As the hon. Gentleman has pointed out, and as the hon. Gentleman the Member for Derbyshire, West (Mr. E. Wakefield), has also pointed out, Tibet is also an inaccessible country. It is a romantic country. It is cut off from India, Pakistan and Nepal by the great Himalayas, and that makes it impossible in our view that she should be used as a base for aggression. Chinese alleged fears in this respect are, of course, quite absurd. As it has been pointed out, particularly by the hon. Member for Derbyshire, West, the Tibetans are a most peaceful and pacific people. Tibet is one of the great centres of the Buddhist faith. They are remote from the world spiritually as well as geographically. I think we could refer to Tibet as Asia's ivory tower.
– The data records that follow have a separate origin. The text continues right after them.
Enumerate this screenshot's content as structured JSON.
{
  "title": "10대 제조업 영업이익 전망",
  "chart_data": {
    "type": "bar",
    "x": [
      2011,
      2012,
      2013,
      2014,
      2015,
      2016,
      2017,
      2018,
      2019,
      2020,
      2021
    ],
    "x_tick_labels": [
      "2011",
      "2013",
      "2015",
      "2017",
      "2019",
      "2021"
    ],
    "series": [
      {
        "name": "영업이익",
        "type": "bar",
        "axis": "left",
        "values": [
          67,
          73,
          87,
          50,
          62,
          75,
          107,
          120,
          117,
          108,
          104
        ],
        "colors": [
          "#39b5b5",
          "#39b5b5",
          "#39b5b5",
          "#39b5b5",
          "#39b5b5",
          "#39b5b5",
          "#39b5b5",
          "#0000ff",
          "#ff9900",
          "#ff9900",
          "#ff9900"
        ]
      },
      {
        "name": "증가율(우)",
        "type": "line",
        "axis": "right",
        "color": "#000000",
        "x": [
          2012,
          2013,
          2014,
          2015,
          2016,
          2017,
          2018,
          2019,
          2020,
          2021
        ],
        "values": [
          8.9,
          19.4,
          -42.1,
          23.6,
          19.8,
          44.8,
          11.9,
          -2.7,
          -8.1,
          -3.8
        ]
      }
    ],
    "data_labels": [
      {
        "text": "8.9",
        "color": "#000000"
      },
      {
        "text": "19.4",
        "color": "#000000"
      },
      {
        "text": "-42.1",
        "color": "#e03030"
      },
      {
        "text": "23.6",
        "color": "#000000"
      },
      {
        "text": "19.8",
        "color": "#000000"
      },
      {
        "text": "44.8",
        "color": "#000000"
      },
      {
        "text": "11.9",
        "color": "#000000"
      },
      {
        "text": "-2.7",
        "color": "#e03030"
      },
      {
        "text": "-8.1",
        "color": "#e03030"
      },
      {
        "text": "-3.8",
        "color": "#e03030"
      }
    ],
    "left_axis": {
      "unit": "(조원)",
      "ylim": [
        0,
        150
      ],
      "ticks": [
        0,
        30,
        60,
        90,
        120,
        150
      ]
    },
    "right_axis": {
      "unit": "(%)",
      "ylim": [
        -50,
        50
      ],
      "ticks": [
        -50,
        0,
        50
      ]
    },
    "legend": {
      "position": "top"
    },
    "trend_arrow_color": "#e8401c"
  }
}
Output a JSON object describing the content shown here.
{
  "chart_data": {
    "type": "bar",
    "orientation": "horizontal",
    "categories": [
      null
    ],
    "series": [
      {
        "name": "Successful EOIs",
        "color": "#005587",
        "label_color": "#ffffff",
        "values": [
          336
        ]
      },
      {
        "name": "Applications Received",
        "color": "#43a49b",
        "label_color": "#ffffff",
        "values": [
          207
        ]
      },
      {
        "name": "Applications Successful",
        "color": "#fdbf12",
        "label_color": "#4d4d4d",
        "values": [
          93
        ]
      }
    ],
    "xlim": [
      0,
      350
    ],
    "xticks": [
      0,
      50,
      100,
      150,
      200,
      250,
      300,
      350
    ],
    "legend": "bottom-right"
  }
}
Here are these people who prefer to contemplate, as it were, the eternal truths rather than the hurly-burly of 20th century ideologies.

Mr. Blackburn

Very sensible too.

Mr. Davies

There is a great deal to be said for that attitude in this world torn with international tension. We all think that it is tragic that these people cannot be left alone to pursue their devotions and their ancient way of life. We think that the Chinese should go home and leave the Tibetans to carry on their own unique and contemplative way of life. How can one possibly credit that this religious community living in its ivory tower on the crest of the world could possibly resort to provocation or to non-peaceful methods? It is sad to contemplate that the Chinese, with the culture and wisdom of centuries, should now disturb this peaceful haven of yesterday.

Having said that, I think it will be clear to the House that we deplore the attitude which China has taken towards Tibet at the present time, and we can say that it causes us to look at our attitude towards China's relations with Tibet and, of course, to consider what action should be taken, not only in that respect but more immediately and more particularly in respect of the United Nations.
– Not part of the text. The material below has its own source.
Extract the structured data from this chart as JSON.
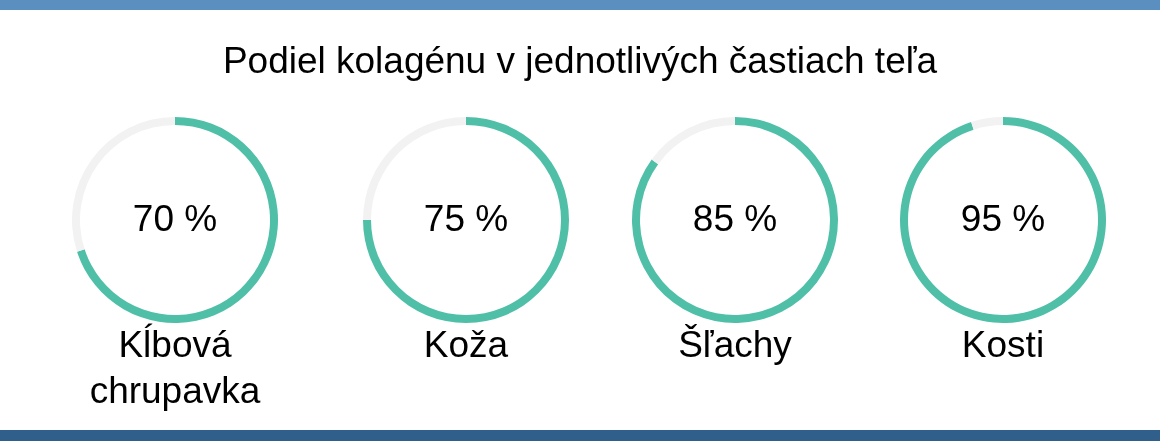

Therefore, I suggest to the hon. Gentleman that he should rest assured that this matter is under the urgent consideration of His Majesty's Government in full consultation with those members of the Commonwealth who are concerned, and that we regret that the present international tension, which is unfortunately so great, should be increased by this unprovoked aggression of China against Tibet. We regret that the more so because at the present time we are endeavouring to bring China as an equal partner into the deliberations of the United Nations for the purpose of removing that tension and of restoring international peace. We still hope that the fact that a delegation is on its way to Lake Success may result in better counsels prevailing and some of this international tension being removed.

Question put, and agreed to.

Adjourned accordingly at Twenty-nine Minutes past Ten o'Clock.